Money20/20: Chase Pay on the Way, Secures MCX Partnership (Oct. 27, 2015)
Chase is not the first U.S. bank to launch a mobile wallet—Capital One secured that position earlier this month. But Chase Pay has snagged a huge partner in MCX and, when launched next year, will create a major alternative network.
Gordon Smith, CEO of Consumer and Community Banking at Chase, yesterday unveiled the bank’s new mobile wallet Chase Pay at Money20/20 in Las Vegas. Chase Pay, which uses tokenization technology to enable online, in-store and in-app payments will not be in market until mid-2016. But when it launches, it will be accepted at MCX’s more than 100,000 member retail locations and in MCX’s CurrentC app.
“Scale is important,” said Smith, noting that one of every two U.S. households is a Chase customer. With 94 million credit, debit and prepaid card accounts in market and $707 billion in total sales in 2014, Chase also is tapping its digital user base—online and mobile banking users average 16 million logins daily.
Chase built Chase Pay, which will work on nearly all smartphones, to solve merchant concerns around middlemen between them and their customers, complex network rules, rising fraud costs and the fear of cyberthreats, according to Smith. Chase Pay will be integrated with merchant loyalty and rewards programs and the bank is partnering with 17 technology vendors to enable merchants that aren’t Chase Commerce Solutions clients to accept Chase Pay. Why would they want to?

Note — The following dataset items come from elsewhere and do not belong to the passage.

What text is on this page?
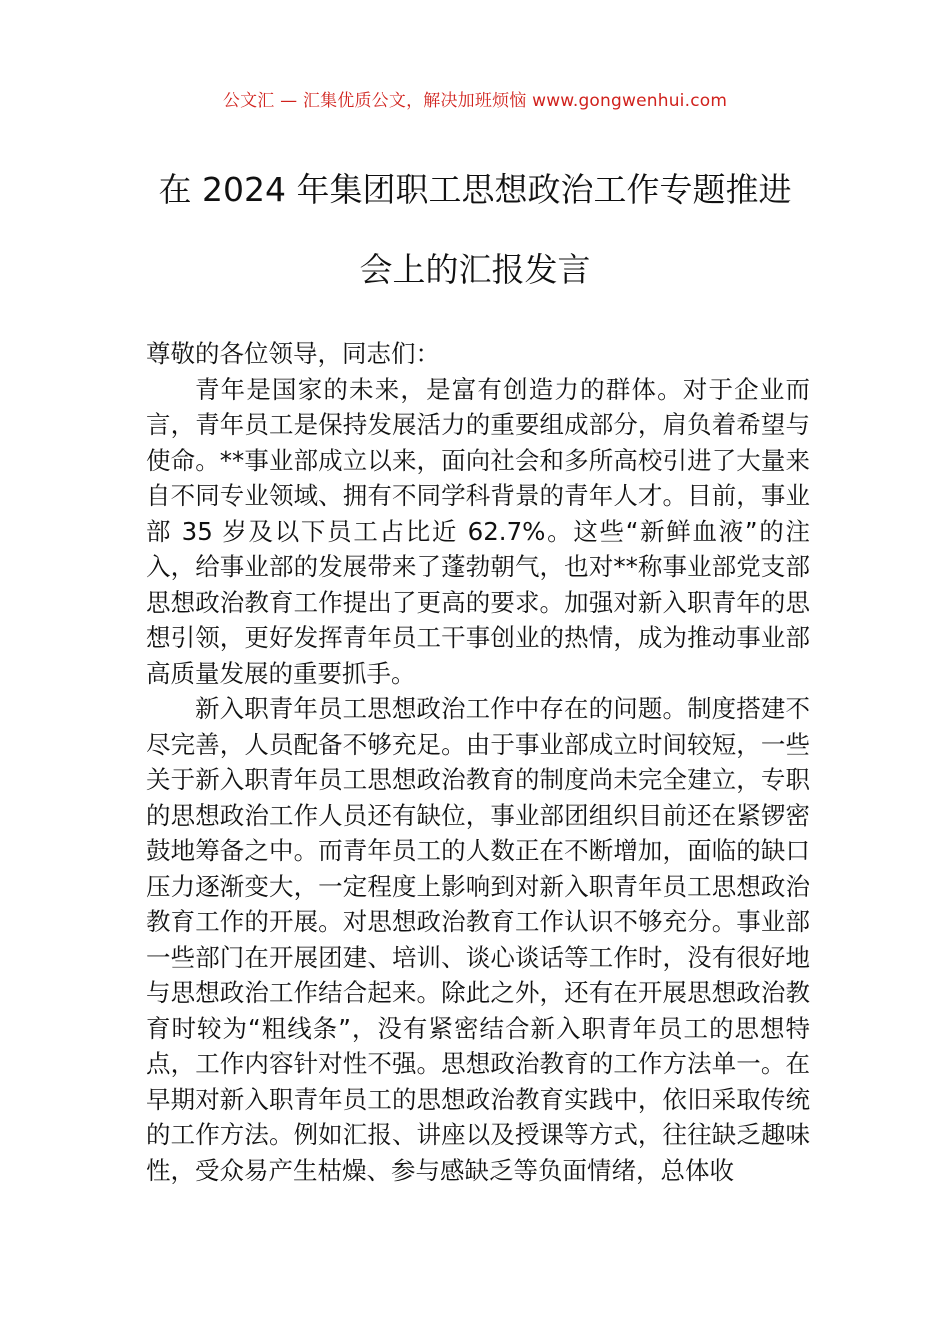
公文汇 — 汇集优质公文，解决加班烦恼 www.gongwenhui.com
在 2024 年集团职工思想政治工作专题推进
会上的汇报发言

尊敬的各位领导，同志们：

青年是国家的未来，是富有创造力的群体。对于企业而言，青年员工是保持发展活力的重要组成部分，肩负着希望与使命。**事业部成立以来，面向社会和多所高校引进了大量来自不同专业领域、拥有不同学科背景的青年人才。目前，事业部 35 岁及以下员工占比近 62.7%。这些“新鲜血液”的注入，给事业部的发展带来了蓬勃朝气，也对**称事业部党支部思想政治教育工作提出了更高的要求。加强对新入职青年的思想引领，更好发挥青年员工干事创业的热情，成为推动事业部高质量发展的重要抓手。

新入职青年员工思想政治工作中存在的问题。制度搭建不尽完善，人员配备不够充足。由于事业部成立时间较短，一些关于新入职青年员工思想政治教育的制度尚未完全建立，专职的思想政治工作人员还有缺位，事业部团组织目前还在紧锣密鼓地筹备之中。而青年员工的人数正在不断增加，面临的缺口压力逐渐变大，一定程度上影响到对新入职青年员工思想政治教育工作的开展。对思想政治教育工作认识不够充分。事业部一些部门在开展团建、培训、谈心谈话等工作时，没有很好地与思想政治工作结合起来。除此之外，还有在开展思想政治教育时较为“粗线条”，没有紧密结合新入职青年员工的思想特点，工作内容针对性不强。思想政治教育的工作方法单一。在早期对新入职青年员工的思想政治教育实践中，依旧采取传统的工作方法。例如汇报、讲座以及授课等方式，往往缺乏趣味性，受众易产生枯燥、参与感缺乏等负面情绪，总体收
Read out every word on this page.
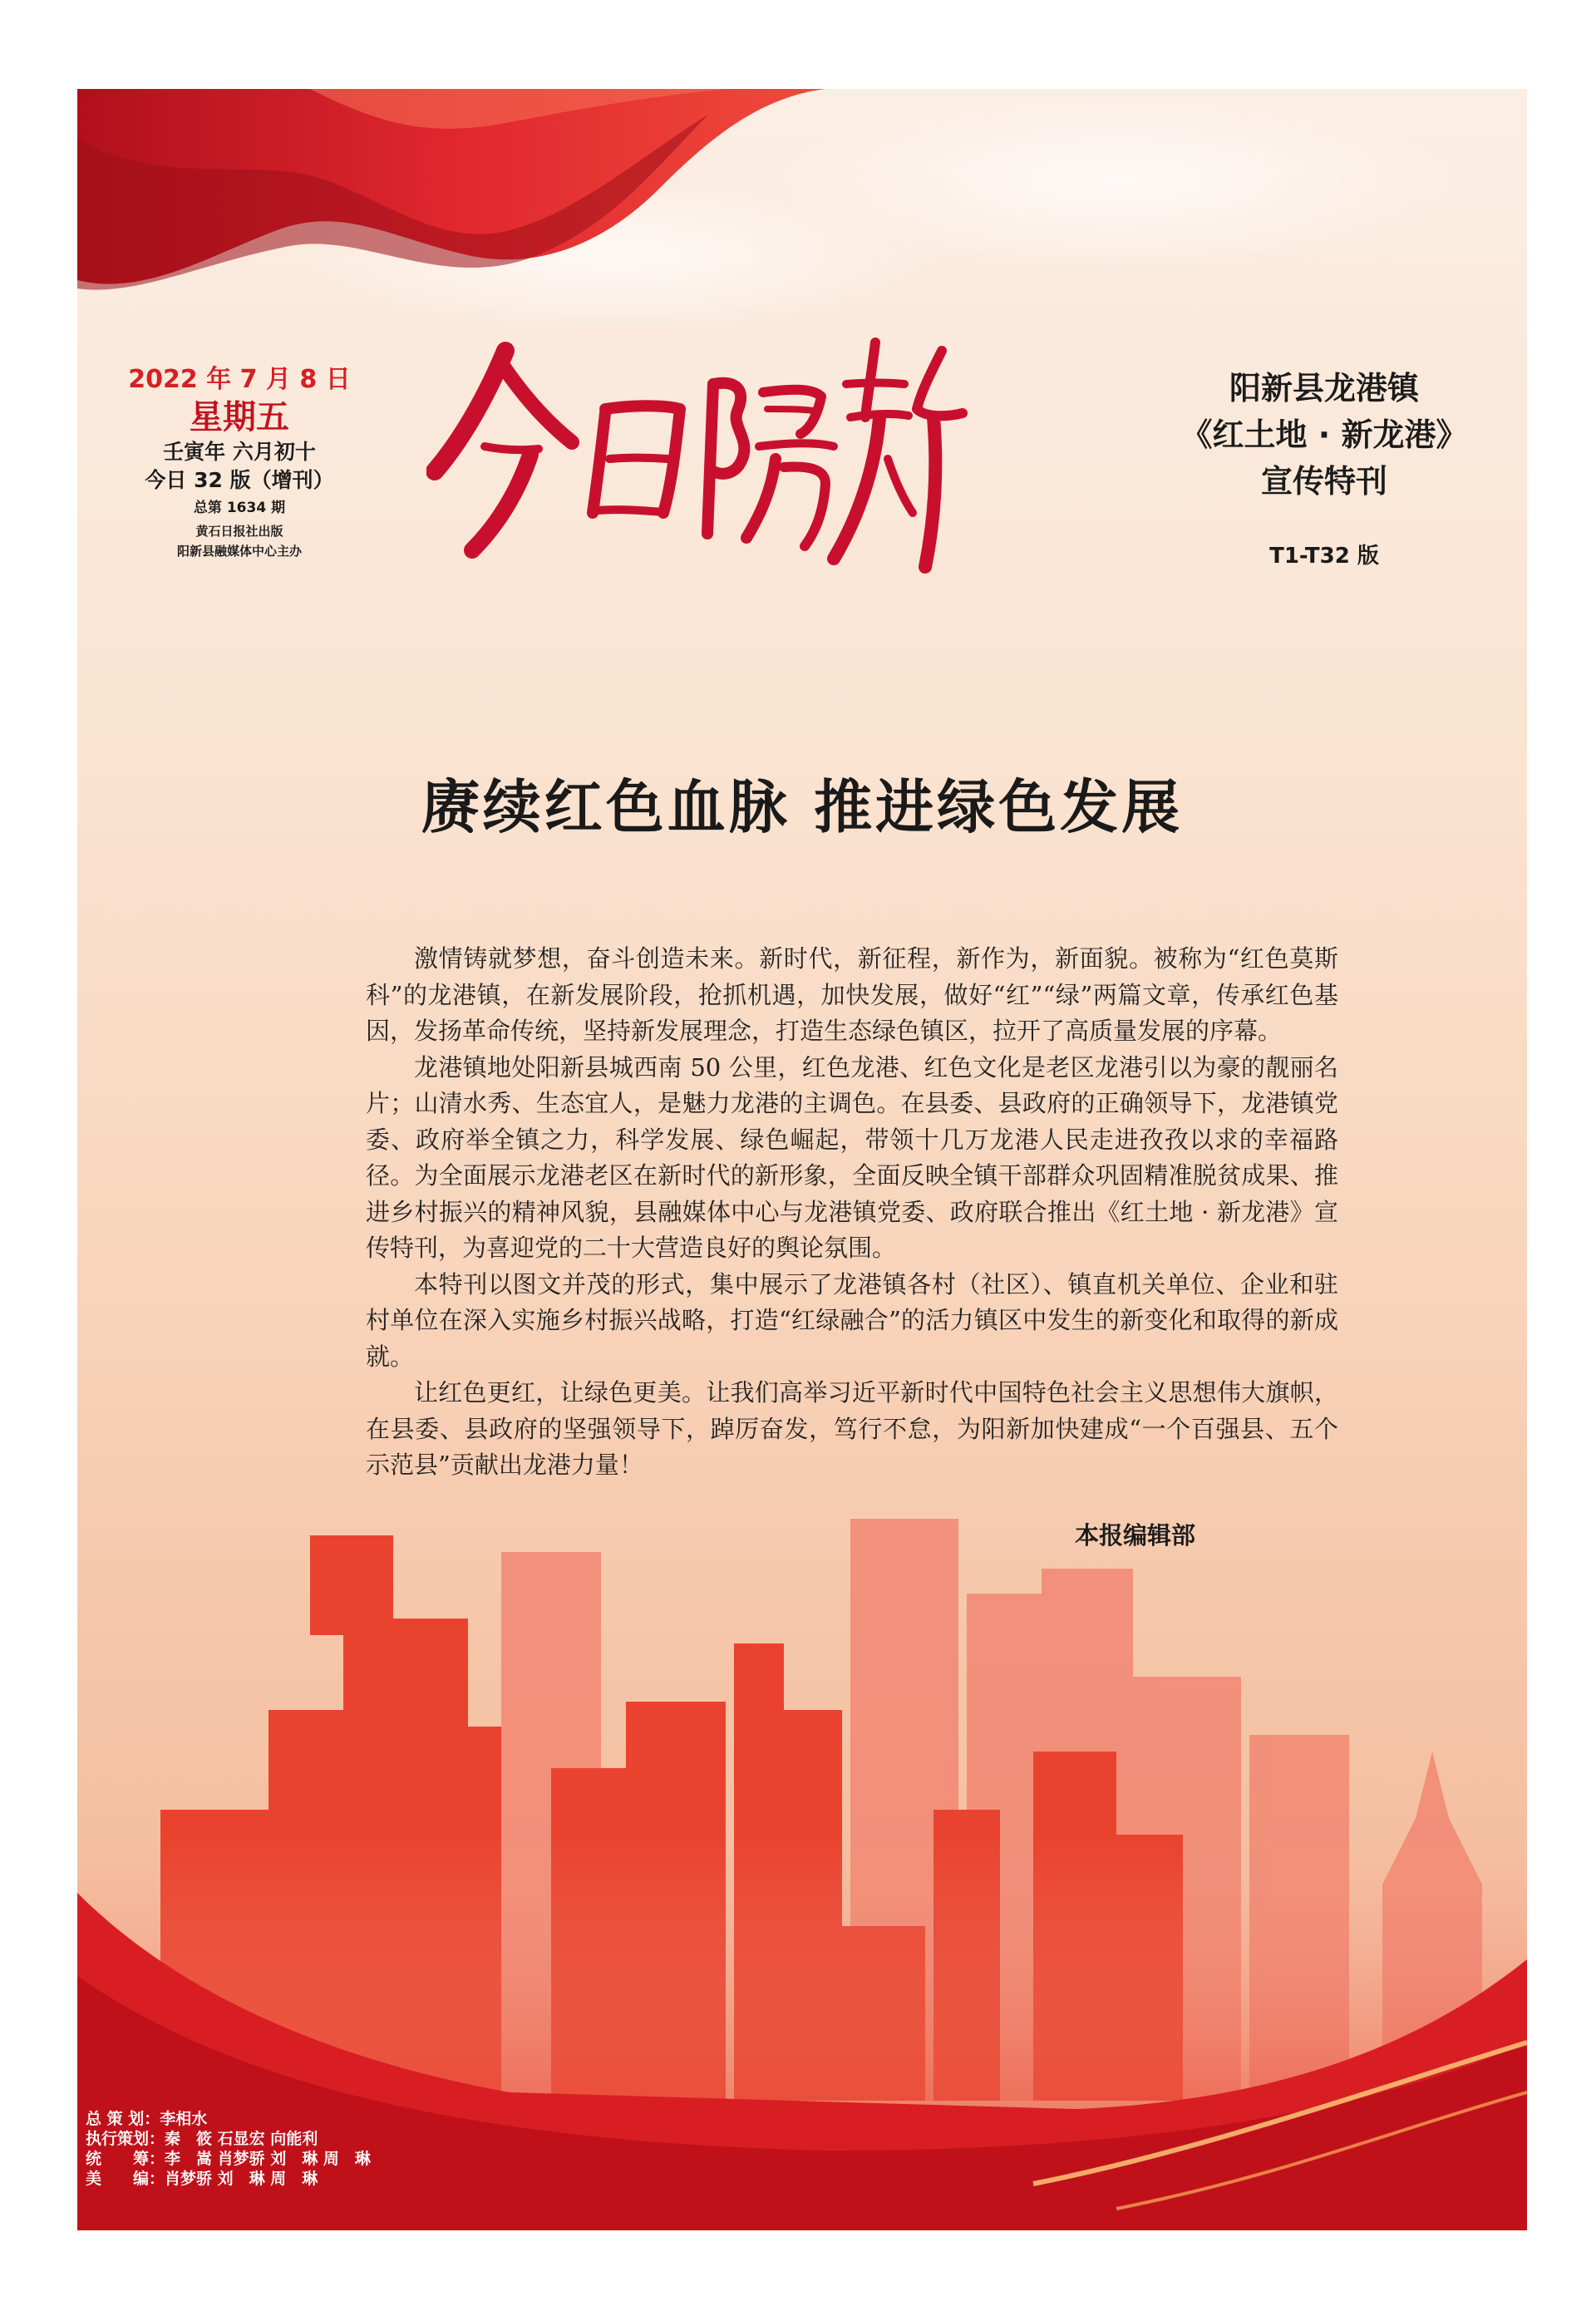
2022 年 7 月 8 日
星期五
壬寅年 六月初十
今日 32 版（增刊）
总第 1634 期
黄石日报社出版
阳新县融媒体中心主办
阳新县龙港镇
《红土地 · 新龙港》
宣传特刊
T1-T32 版
赓续红色血脉 推进绿色发展

激情铸就梦想，奋斗创造未来。新时代，新征程，新作为，新面貌。被称为“红色莫斯科”的龙港镇，在新发展阶段，抢抓机遇，加快发展，做好“红”“绿”两篇文章，传承红色基因，发扬革命传统，坚持新发展理念，打造生态绿色镇区，拉开了高质量发展的序幕。

龙港镇地处阳新县城西南 50 公里，红色龙港、红色文化是老区龙港引以为豪的靓丽名片；山清水秀、生态宜人，是魅力龙港的主调色。在县委、县政府的正确领导下，龙港镇党委、政府举全镇之力，科学发展、绿色崛起，带领十几万龙港人民走进孜孜以求的幸福路径。为全面展示龙港老区在新时代的新形象，全面反映全镇干部群众巩固精准脱贫成果、推进乡村振兴的精神风貌，县融媒体中心与龙港镇党委、政府联合推出《红土地 · 新龙港》宣传特刊，为喜迎党的二十大营造良好的舆论氛围。

本特刊以图文并茂的形式，集中展示了龙港镇各村（社区）、镇直机关单位、企业和驻村单位在深入实施乡村振兴战略，打造“红绿融合”的活力镇区中发生的新变化和取得的新成就。

让红色更红，让绿色更美。让我们高举习近平新时代中国特色社会主义思想伟大旗帜，在县委、县政府的坚强领导下，踔厉奋发，笃行不怠，为阳新加快建成“一个百强县、五个示范县”贡献出龙港力量！

本报编辑部
总 策 划：李相水
执行策划：秦　筱 石显宏 向能利
统　　筹：李　嵩 肖梦骄 刘　琳 周　琳
美　　编：肖梦骄 刘　琳 周　琳
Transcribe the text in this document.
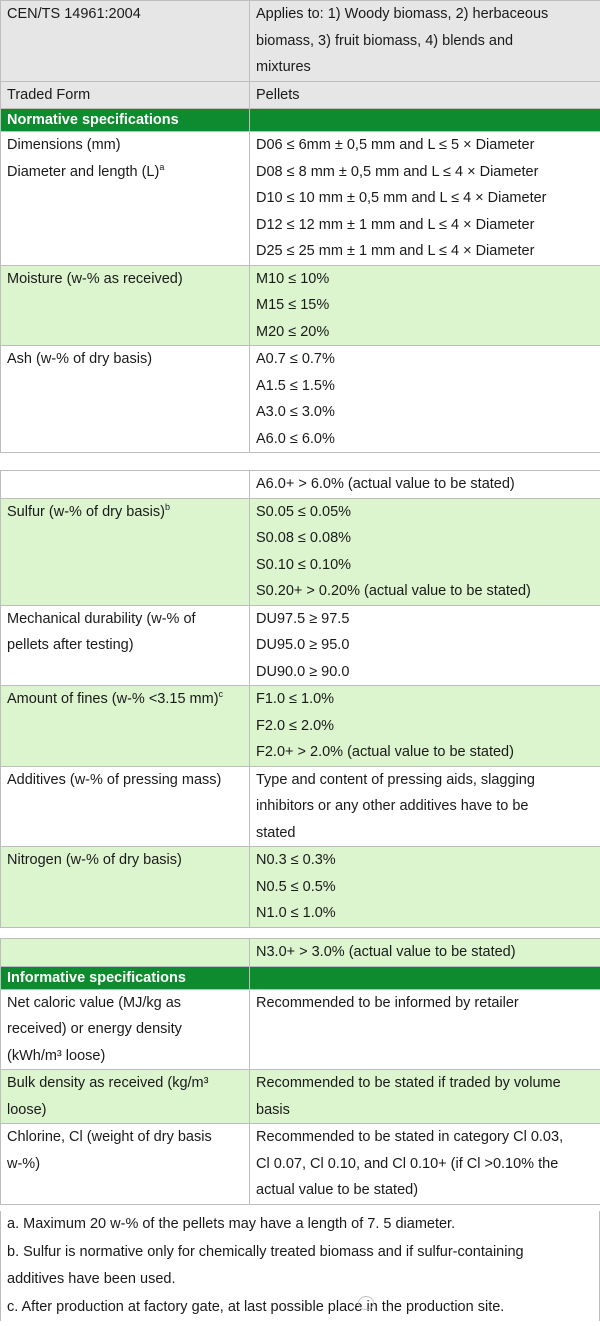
CEN/TS 14961:2004	Applies to: 1) Woody biomass, 2) herbaceous
biomass, 3) fruit biomass, 4) blends and
mixtures

Traded Form	Pellets

Normative specifications	

Dimensions (mm)
Diameter and length $(L)^a$	D06 ≤ 6mm ± 0,5 mm and L ≤ 5 × Diameter
D08 ≤ 8 mm ± 0,5 mm and L ≤ 4 × Diameter
D10 ≤ 10 mm ± 0,5 mm and L ≤ 4 × Diameter
D12 ≤ 12 mm ± 1 mm and L ≤ 4 × Diameter
D25 ≤ 25 mm ± 1 mm and L ≤ 4 × Diameter

Moisture (w-% as received)	M10 ≤ 10%
M15 ≤ 15%
M20 ≤ 20%

Ash (w-% of dry basis)	A0.7 ≤ 0.7%
A1.5 ≤ 1.5%
A3.0 ≤ 3.0%
A6.0 ≤ 6.0%

	A6.0+ > 6.0% (actual value to be stated)

Sulfur (w-% of dry basis)$^b$	S0.05 ≤ 0.05%
S0.08 ≤ 0.08%
S0.10 ≤ 0.10%
S0.20+ > 0.20% (actual value to be stated)

Mechanical durability (w-% of
pellets after testing)	DU97.5 ≥ 97.5
DU95.0 ≥ 95.0
DU90.0 ≥ 90.0

Amount of fines (w-% <3.15 mm)$^c$	F1.0 ≤ 1.0%
F2.0 ≤ 2.0%
F2.0+ > 2.0% (actual value to be stated)

Additives (w-% of pressing mass)	Type and content of pressing aids, slagging
inhibitors or any other additives have to be
stated

Nitrogen (w-% of dry basis)	N0.3 ≤ 0.3%
N0.5 ≤ 0.5%
N1.0 ≤ 1.0%

	N3.0+ > 3.0% (actual value to be stated)

Informative specifications	

Net caloric value (MJ/kg as
received) or energy density
(kWh/m³ loose)	Recommended to be informed by retailer

Bulk density as received (kg/m³
loose)	Recommended to be stated if traded by volume
basis

Chlorine, Cl (weight of dry basis
w-%)	Recommended to be stated in category Cl 0.03,
Cl 0.07, Cl 0.10, and Cl 0.10+ (if Cl >0.10% the
actual value to be stated)
a. Maximum 20 w-% of the pellets may have a length of 7. 5 diameter.
b. Sulfur is normative only for chemically treated biomass and if sulfur-containing
additives have been used.
c. After production at factory gate, at last possible place in the production site.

Chase Pay offers fixed pricing, no additional fees, no network fees, no merchant processing fees and no merchant fraud liability. The mobile wallet also will preload 94 million accounts with customers’ names and addresses, Smith told attendees. “The only thing the customer has to do is accept the terms and conditions.”
Rick Oglesby, partner at Double Diamond Group, says Chase Pay has been a long-time coming. “Since February of 2013 when Chase licensed the Visa platform and formed Chase Merchant Services with a goal of working more directly with merchants, it became a natural MCX partner,” he notes. “Also, third-party mobile payment solutions, such as Apple Pay and Android Pay, aren’t the most attractive solutions for banks that prefer to have consumers work directly with them rather than via third-party intermediaries that not only collect tolls but also have the potential to usurp bank-to-consumer relationships.
“It’s a bold move for Chase to work with MCX, but a bold move may be needed to establish a mobile wallet foothold with consumers before they adopt third-party wallets,” Oglesby continues. “By partnering with MCX, Chase will gain support from the largest mobile-payments-accepting merchants promoting Chase Pay to consumers at the very moment consumers are making payment decisions. Due to its ability to promote right at the point-of-sale, MCX may be the single organization that is in the best position to drive consumer behavior toward mobile payment adoption.” The partnership, which could lead to banks competing for payment volume from members’ stores outside of the traditional payment network infrastructure is exactly what MCX wants, he adds. “Chase is large enough that it may be the catalyst that gets other banks participating in MCX, just as Apple was the catalyst to getting banks to participate in NFC solutions.”
Given the pricing model for merchants, Chase will see its card revenue decline but could charge for incentives merchants offer consumers, predicts Tim Sloane, vice president of payments innovation at Mercator Advisory Group. Sloane isn’t convinced Chase Pay’s reliance on QR codes for POS payments is the best option. “QR codes are slow and inconvenient for customers,” he says. Chase, which supports Apple Pay, may have a hard time convincing Apple Pay users to switch. And, the partnership with MCX doesn’t cover payments outside the U.S. “Chase still has work to do to be able to make this an infrastructure that consumers would adopt over traditional cards,” he adds.